Yeah..... bring it on!!! After weeks of anxiety, I am getting really excited about the cafe@The Hub opening this week. We'll be open tuesdays, thursdays and fridays initially will extend the opening hours soon. The plan is to start out with a fresh and simple menu and build our repertoire slowly. But still, I am obsessively testing all sorts of soup and panini recipes this week just for fun. 

When the cafe opens, we'll be rotating sandwiches, testing out fillings and chatting to visitors to see what our customers would most like to see on the menu. Meantime, I am devouring cookbooks, blogs and cafe menus and taste testing any and all sandwich fillings I come across. Really it is the best excuse ever to spend all my time making cakes and going out for coffees - all in the name of research.

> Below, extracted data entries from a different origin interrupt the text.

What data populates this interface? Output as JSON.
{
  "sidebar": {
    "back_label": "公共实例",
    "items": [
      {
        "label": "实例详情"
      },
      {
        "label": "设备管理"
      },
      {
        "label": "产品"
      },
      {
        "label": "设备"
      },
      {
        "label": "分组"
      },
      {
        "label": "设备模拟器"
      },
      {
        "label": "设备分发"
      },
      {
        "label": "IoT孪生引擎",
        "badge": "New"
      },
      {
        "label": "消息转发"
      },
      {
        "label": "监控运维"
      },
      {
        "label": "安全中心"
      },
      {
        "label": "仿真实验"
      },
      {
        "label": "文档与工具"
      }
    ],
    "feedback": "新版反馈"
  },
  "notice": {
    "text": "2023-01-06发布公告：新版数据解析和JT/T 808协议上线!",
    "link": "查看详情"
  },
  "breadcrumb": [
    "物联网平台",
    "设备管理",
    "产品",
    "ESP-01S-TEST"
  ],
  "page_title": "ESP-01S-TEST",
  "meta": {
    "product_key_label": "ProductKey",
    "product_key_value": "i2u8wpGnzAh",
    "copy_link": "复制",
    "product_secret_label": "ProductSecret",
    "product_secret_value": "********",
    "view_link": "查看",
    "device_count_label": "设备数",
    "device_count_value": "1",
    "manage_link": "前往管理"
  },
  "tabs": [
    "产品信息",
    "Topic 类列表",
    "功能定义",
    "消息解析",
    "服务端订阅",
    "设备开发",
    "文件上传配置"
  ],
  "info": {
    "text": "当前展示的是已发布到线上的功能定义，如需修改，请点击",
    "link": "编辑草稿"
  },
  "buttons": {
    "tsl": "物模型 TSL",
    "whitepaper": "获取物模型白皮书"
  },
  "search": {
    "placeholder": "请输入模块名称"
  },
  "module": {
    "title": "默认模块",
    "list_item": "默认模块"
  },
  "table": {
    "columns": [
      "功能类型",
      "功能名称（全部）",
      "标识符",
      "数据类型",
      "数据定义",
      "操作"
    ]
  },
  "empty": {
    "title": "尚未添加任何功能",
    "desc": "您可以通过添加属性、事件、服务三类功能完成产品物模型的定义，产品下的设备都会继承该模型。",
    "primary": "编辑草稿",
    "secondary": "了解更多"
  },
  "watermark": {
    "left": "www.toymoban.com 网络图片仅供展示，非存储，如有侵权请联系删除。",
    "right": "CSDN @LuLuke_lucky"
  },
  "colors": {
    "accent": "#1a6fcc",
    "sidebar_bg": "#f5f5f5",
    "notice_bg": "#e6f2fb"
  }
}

This sweet and sour relish is one of my favourite condiments. Its strength is beautiful with blue cheese, the richness cuts through the sharpness of goat cheese and its balsamic sweetness adds depth of flavour to beef or roast vegetable paninis.

Today's lunch will be roast beef sandwiches with caramelised onion relish. A little blue cheese adds depth, a slick of mustard adds bite and a handful of rocket adds a peppery crunch but I love it best served simply with rare beef.

Caramelised Onion Relish

4tbsp olive oil
4 large red onions, finely sliced into half moons
2 cloves garlic, crushed
2 tbsp balsamic vinegar
2 tbsp dark muscovado sugar
Salt and freshly ground black pepper

Heat the olive oil in a heavy bottomed pan. Saute the onions gently for 30-40 minutes until soft and golden. Add the garlic for the last few minutes of cooking and gently stir through the gelatinous oniony mess. Add the balsamic vinegar and sugar and stir well through the onion mixture. Bubble gently for a minute or two to allow the sweet and sour flavours to meld then season to taste. Keep in the fridge and use within a week or bottle as you would chutney or jam (in sterilised jars) where it will keep in the pantry for months.